Department of Microbiology and Immunology, Montana State University, Bozeman, Montana, USA
Center for Biofilm Engineering, Montana State University, Bozeman, Montana, USA.
J Bacteriol. 2020 Sep 8;202(19). doi: 10.1128/JB.00280-20.

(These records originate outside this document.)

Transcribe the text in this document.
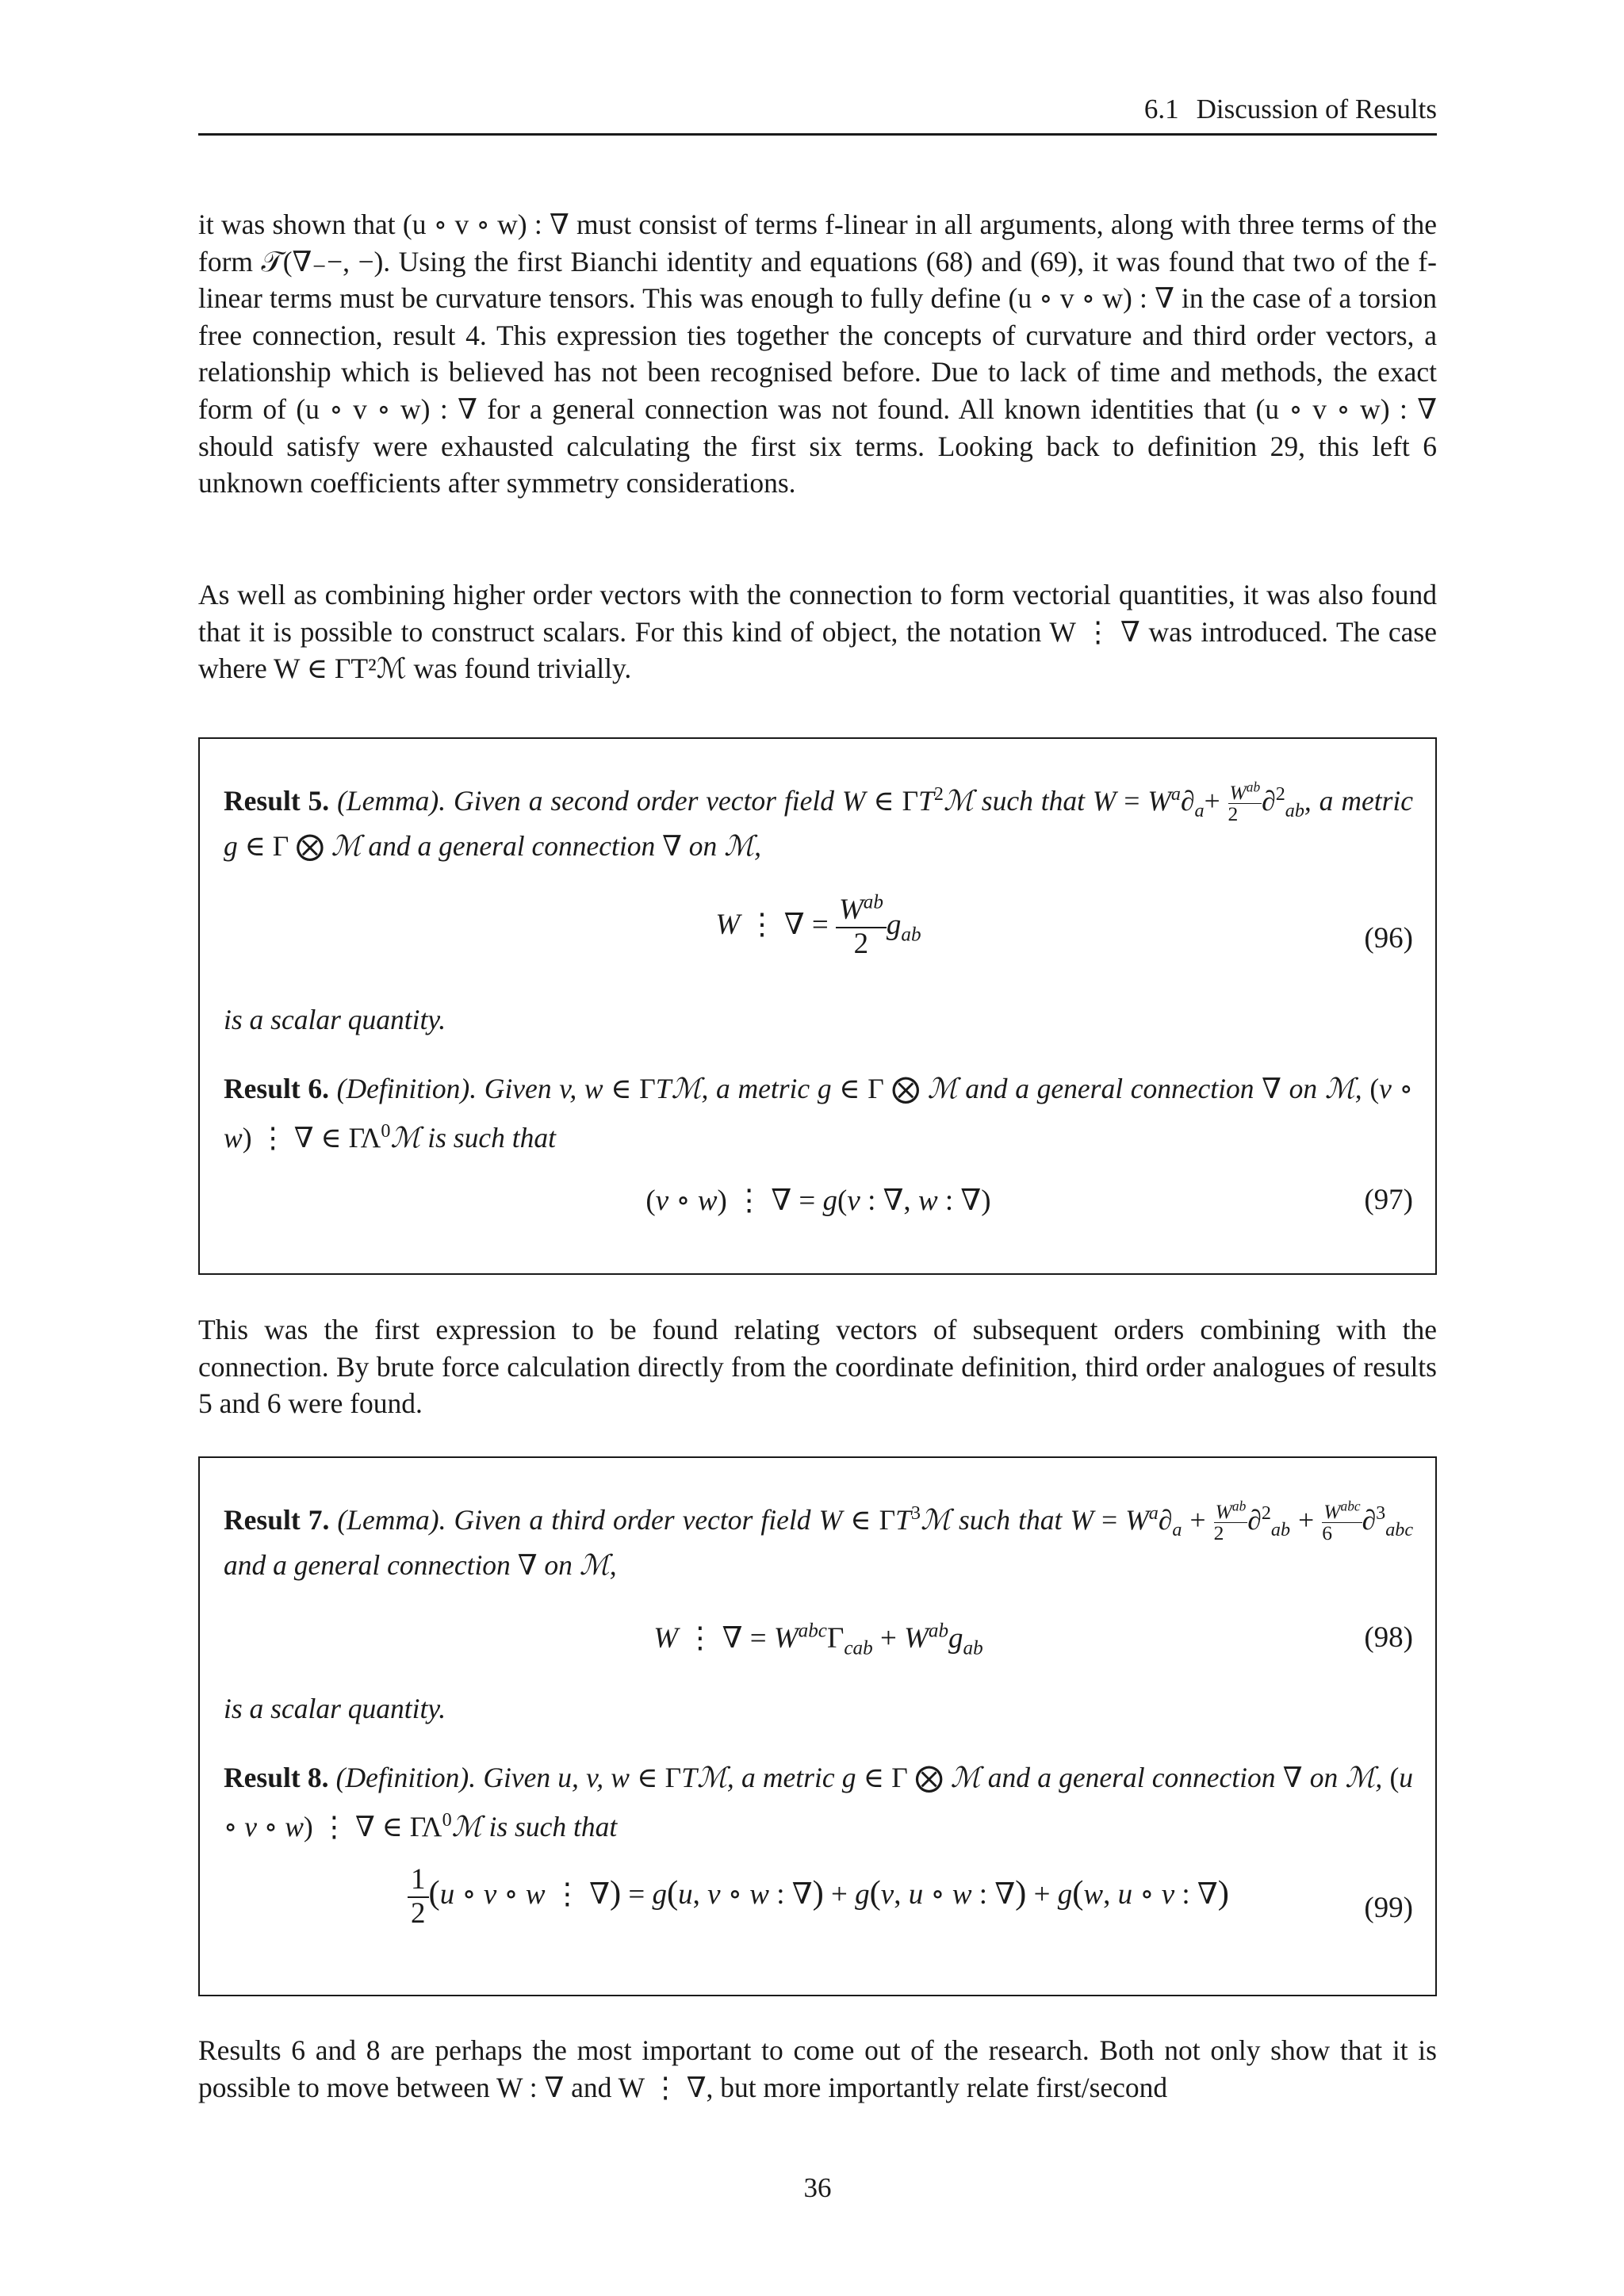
6.1 Discussion of Results

it was shown that (u ∘ v ∘ w) : ∇ must consist of terms f-linear in all arguments, along with three terms of the form 𝒯(∇₋−, −). Using the first Bianchi identity and equations (68) and (69), it was found that two of the f-linear terms must be curvature tensors. This was enough to fully define (u ∘ v ∘ w) : ∇ in the case of a torsion free connection, result 4. This expression ties together the concepts of curvature and third order vectors, a relationship which is believed has not been recognised before. Due to lack of time and methods, the exact form of (u ∘ v ∘ w) : ∇ for a general connection was not found. All known identities that (u ∘ v ∘ w) : ∇ should satisfy were exhausted calculating the first six terms. Looking back to definition 29, this left 6 unknown coefficients after symmetry considerations.

As well as combining higher order vectors with the connection to form vectorial quantities, it was also found that it is possible to construct scalars. For this kind of object, the notation W ⋮ ∇ was introduced. The case where W ∈ ΓT²ℳ was found trivially.

Result 5. (Lemma). Given a second order vector field W ∈ $\Gamma T^2ℳ$ such that $W = W^a\partial_a+ W^{ab}$
2 ∂$^2_{ab}$, a metric g ∈ Γ ⨂ ℳ and a general connection ∇ on ℳ,

W ⋮ ∇ = $\frac{W^{ab}}{2} g_{ab}$	(96)

is a scalar quantity.

Result 6. (Definition). Given v, w ∈ ΓTℳ, a metric g ∈ Γ ⨂ ℳ and a general connection ∇ on ℳ, (v ∘ w) ⋮ ∇ ∈ $\Gamma\Lambda^0ℳ$ is such that

(v ∘ w) ⋮ ∇ = g(v : ∇, w : ∇)	(97)

This was the first expression to be found relating vectors of subsequent orders combining with the connection. By brute force calculation directly from the coordinate definition, third order analogues of results 5 and 6 were found.

Result 7. (Lemma). Given a third order vector field W ∈ $\Gamma T^3ℳ$ such that $W = W^a\partial_a + W^{ab}$
2 $\partial^2_{ab} + W^{abc}$
6	∂$^3_{abc}$ and a general connection ∇ on ℳ,

W ⋮ ∇ = $W^{abc}\Gamma_{cab} + W^{ab}g_{ab}$	(98)

is a scalar quantity.

Result 8. (Definition). Given u, v, w ∈ ΓTℳ, a metric g ∈ Γ ⨂ ℳ and a general connection ∇ on ℳ, (u ∘ v ∘ w) ⋮ ∇ ∈ $\Gamma\Lambda^0ℳ$ is such that

$\frac{1}{2} (u$ ∘ v ∘ w ⋮ ∇) = g(u, v ∘ w : ∇) + g(v, u ∘ w : ∇) + g(w, u ∘ v : ∇)	(99)

Results 6 and 8 are perhaps the most important to come out of the research. Both not only show that it is possible to move between W : ∇ and W ⋮ ∇, but more importantly relate first/second

36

Hibernation-promoting factor (HPF) is a ribosomal accessory protein that inactivates ribosomes during bacterial starvation. In , HPF protects ribosome integrity while the cells are dormant. The sequence of HPF has diverged among bacteria but contains conserved charged amino acids in its two alpha helices that interact with the rRNA. Here, we characterized the function of HPF in by performing mutagenesis of the conserved residues and then assaying mutant HPF alleles for their ability to protect ribosome integrity of starved cells. The results show that HPF functionally tolerates point mutations in charged residues and in the conserved Y71 residue as well as a C-terminal truncation. Double and triple mutations of charged residues in helix 1 in combination with a Y71F substitution reduce HPF activity. Screening for single point mutations that caused impaired HPF activity identified additional substitutions in the two HPF alpha helices. However, alanine substitutions in equivalent positions restored HPF activity, indicating that HPF is tolerant to mutations that do not disrupt the protein structure. Surprisingly, heterologous HPFs from Gram-positive bacteria that have long C-terminal domains functionally complement the Δ mutant, suggesting that HPF may play a similar role in ribosome protection in other bacterial species. Collectively, the results show that HPF has diverged among bacteria and is tolerant to most single amino acid substitutions. The Y71 residue in combination with helix 1 is important for the functional role of HPF in ribosome protection during bacterial starvation and resuscitation of the bacteria from dormancy. In most environments, bacteria experience conditions where nutrients may be readily abundant or where nutrients are limited. Under nutrient limitation conditions, even non-spore-forming bacteria may enter a dormant state. Dormancy is accompanied by a variety of cellular physiological changes that are required for the cells to remain viable during dormancy and to resuscitate when nutrients become available. Among the physiological changes that occur in dormant bacteria is the inactivation and preservation of ribosomes by the dormancy protein, hibernation-promoting factor (HPF). In this study, we characterized the activity of HPF of , an opportunistic pathogen that causes persistent infections, and analyzed the role of HPF in ribosome protection and bacterial survival during dormancy.
休眠促进因子 (HPF) 是一种核糖体辅助蛋白,可在细菌饥饿时使核糖体失活。在 中,HPF 可在细胞休眠时保护核糖体的完整性。HPF 的序列在细菌中已经分化,但在其两个α螺旋中含有与 rRNA 相互作用的保守带电氨基酸。在这里,我们通过对保守残基进行诱变来表征 中的 HPF 功能,然后检测饥饿 细胞中突变 HPF 等位基因保护核糖体完整性的能力。结果表明,HPF 在带电残基和保守 Y71 残基以及 C 末端截短处可耐受点突变。在与 Y71F 取代相结合的情况下,α 螺旋 1 中带电残基的双突变和三突变降低了 HPF 的活性。筛选导致 HPF 活性受损的单点突变,鉴定出两个 HPFα螺旋中的其他取代。然而,在等效位置用丙氨酸取代恢复了 HPF 活性,表明 HPF 可以耐受不破坏蛋白质结构的突变。令人惊讶的是,革兰氏阳性菌的异源 HPF,具有长 C 末端结构域,在功能上可以补充 Δ突变体,这表明 HPF 在其他细菌物种的核糖体保护中可能发挥类似的作用。总之,结果表明,HPF 在细菌中已经分化,并且可以耐受大多数单个氨基酸取代。Y71 残基与螺旋 1 结合对于 HPF 在细菌饥饿期间保护核糖体以及细菌从休眠中复苏的功能作用很重要。在大多数环境中,细菌会遇到营养物质丰富或有限的情况。在营养有限的条件下,即使是非孢子形成的细菌也可能进入休眠状态。休眠伴随着各种细胞生理变化,这些变化是细胞在休眠期间保持存活并在营养物质可用时复苏所必需的。在休眠细菌中发生的生理变化之一是休眠蛋白(休眠促进因子,HPF)使核糖体失活和保存。在这项研究中,我们表征了机会性病原体 的 HPF 活性,该病原体可引起持续性感染,并分析了 HPF 在核糖体保护和细菌休眠期间存活中的作用。